La Villa Archange de Bruno Oger aussi, avait reçu deux étoiles d’un coup en 2011. Le parcours du breton installé sur la Côte d’azur est proche de celle du Parisien en tant qu’ancien chef de palace converti dans une cuisine à la fois virtuose, personnelle et intimiste. Tout comme l’est aussi celle du chef et MOF Jean-Christophe Bacquié, dont la cuisine au Monte Cristo, restaurant provençal doté d’une superbe terrasse, était qualifiée l’an dernier de « délice ».

Une vieille dame reliftée

Bien que portée par la rumeur, et sans doute méritée, la troisième étoile envisagée pour La Marine d’Alexandre Couillon fait partie des rêves que nous ne voyons pas devenir réalité.
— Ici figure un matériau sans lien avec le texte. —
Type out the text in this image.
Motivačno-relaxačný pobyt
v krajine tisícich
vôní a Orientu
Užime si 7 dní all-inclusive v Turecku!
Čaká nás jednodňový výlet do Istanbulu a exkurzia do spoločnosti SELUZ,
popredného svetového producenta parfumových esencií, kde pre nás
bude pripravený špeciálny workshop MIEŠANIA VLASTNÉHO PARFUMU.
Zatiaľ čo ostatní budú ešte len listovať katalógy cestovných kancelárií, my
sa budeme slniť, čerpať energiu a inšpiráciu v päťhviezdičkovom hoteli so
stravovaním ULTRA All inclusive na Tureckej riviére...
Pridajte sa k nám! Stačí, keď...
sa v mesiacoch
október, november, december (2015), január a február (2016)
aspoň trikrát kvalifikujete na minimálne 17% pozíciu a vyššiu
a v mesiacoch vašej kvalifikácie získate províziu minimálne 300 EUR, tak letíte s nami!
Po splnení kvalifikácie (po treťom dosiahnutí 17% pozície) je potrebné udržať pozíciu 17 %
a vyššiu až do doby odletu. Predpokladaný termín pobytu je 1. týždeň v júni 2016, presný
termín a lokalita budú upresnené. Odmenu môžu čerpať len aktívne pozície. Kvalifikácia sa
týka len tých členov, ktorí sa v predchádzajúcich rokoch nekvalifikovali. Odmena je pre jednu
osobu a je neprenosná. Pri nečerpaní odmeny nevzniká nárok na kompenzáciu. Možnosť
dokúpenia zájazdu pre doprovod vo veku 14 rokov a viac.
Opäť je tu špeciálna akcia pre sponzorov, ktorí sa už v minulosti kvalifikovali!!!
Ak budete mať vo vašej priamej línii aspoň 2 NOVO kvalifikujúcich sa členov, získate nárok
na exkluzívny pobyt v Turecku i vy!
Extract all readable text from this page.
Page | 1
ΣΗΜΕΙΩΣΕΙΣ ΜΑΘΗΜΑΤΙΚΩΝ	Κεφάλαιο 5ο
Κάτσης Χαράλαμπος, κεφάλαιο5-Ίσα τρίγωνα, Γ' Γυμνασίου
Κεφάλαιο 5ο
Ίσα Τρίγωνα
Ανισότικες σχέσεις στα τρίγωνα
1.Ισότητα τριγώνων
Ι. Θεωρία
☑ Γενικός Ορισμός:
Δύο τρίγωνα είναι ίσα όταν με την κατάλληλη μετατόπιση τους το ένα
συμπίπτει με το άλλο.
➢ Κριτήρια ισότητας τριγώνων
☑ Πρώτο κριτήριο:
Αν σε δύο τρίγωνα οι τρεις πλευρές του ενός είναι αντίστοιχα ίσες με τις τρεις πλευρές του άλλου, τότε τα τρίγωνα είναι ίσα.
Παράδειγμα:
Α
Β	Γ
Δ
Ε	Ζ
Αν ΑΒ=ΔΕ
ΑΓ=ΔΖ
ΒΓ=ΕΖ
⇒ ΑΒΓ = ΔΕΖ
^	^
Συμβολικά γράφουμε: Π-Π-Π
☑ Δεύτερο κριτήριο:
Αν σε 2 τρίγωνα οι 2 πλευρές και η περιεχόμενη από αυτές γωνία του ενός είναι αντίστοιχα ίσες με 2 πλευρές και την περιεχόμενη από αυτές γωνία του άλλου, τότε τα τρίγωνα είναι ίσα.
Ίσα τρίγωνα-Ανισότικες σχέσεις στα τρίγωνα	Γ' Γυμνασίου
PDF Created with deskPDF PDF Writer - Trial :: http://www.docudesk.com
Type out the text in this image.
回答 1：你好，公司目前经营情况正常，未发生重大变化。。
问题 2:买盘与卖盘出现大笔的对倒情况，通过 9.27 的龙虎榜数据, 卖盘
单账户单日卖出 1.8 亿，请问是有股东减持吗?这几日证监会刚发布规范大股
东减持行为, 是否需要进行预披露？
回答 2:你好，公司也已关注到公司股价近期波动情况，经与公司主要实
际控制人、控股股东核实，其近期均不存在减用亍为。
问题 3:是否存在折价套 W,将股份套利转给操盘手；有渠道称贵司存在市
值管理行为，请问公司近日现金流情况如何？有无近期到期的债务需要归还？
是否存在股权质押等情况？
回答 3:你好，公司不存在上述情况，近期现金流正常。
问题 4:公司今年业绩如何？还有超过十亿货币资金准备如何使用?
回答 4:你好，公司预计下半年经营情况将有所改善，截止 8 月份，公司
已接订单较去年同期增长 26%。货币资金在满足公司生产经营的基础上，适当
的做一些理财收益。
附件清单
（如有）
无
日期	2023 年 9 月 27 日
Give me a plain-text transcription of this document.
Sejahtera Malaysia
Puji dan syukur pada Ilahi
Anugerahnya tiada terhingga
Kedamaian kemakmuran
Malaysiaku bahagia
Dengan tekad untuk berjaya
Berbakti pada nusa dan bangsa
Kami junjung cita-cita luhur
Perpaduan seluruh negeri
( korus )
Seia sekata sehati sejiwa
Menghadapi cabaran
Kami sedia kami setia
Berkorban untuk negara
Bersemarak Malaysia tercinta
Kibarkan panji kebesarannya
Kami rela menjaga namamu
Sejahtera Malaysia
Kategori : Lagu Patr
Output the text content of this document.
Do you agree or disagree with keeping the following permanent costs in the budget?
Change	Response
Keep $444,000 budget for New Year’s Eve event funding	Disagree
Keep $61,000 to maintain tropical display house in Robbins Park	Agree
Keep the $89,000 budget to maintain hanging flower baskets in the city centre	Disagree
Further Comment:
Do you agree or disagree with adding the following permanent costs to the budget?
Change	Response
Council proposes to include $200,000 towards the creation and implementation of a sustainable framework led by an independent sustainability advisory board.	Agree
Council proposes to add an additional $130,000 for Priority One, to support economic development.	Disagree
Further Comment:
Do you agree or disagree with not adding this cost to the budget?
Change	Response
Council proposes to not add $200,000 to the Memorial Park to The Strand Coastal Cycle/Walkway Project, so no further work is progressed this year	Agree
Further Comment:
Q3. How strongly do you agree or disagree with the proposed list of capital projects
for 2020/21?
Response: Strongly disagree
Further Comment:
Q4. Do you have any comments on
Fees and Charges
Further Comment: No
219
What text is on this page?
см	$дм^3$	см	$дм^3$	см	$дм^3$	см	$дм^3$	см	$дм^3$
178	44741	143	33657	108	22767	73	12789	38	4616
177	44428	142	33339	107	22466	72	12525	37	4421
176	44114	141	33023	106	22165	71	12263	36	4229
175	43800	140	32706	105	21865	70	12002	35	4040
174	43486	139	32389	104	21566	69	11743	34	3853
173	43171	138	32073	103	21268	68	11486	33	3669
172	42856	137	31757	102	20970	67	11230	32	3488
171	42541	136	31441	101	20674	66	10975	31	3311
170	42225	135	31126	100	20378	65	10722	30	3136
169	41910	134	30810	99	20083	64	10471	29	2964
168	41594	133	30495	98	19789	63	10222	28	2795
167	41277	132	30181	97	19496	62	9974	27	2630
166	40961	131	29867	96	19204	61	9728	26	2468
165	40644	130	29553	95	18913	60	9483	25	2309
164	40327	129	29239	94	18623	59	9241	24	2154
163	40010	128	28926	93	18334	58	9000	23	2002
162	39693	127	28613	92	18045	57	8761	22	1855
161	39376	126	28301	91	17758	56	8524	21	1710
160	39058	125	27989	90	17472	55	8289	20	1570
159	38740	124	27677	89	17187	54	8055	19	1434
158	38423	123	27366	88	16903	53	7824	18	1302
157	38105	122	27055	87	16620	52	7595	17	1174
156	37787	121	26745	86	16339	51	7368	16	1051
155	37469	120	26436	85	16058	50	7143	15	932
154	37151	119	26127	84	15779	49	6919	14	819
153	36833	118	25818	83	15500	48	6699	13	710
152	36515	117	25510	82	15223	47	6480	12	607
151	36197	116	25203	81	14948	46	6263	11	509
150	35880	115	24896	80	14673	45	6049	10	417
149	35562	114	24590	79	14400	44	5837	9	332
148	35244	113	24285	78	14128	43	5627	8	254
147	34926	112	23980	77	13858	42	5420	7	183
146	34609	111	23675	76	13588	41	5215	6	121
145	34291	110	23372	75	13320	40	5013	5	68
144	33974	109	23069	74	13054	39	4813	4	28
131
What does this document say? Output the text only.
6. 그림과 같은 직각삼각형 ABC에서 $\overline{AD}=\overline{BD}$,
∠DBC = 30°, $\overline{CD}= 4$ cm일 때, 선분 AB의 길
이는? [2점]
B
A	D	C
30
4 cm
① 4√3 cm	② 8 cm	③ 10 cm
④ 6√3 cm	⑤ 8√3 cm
Couronné cuisinier de l’année par le Guide Gault Millau, le chef breton part avec un lourd handicap, le Guide Michelin détestant donner l’impression de suivre son challenger.



En revanche, on verrait bien célébrée une très vieille dame qui devrait renaître de ses cendres ce jeudi : La Tour d’Argent, avec son célèbre canard au sang (désormais servi uniquement en période de chasse) ou ses fameuses quenelles de brochet (non plus ovales mais rectangulaires et enrichies de morilles, d’écrevisses et d’oseille sauvage), a été reliftée sans la trahir par Philippe Labbé qui a « amené la Tour d’Argent à un niveau qu’on ne lui connaissait pas, tout en respectant l’héritage de cette maison », confie à 20Minutes son propriétaire, André Terrail.

L’ancien chef du Shangri-La a fait le pari de la plonger au plus vite dans le 21e siècle tout en lui redonnant son lustre d’antan. A commencer par une deuxième étoile que La Tour d’argent pourrait donc retrouver dès cette année.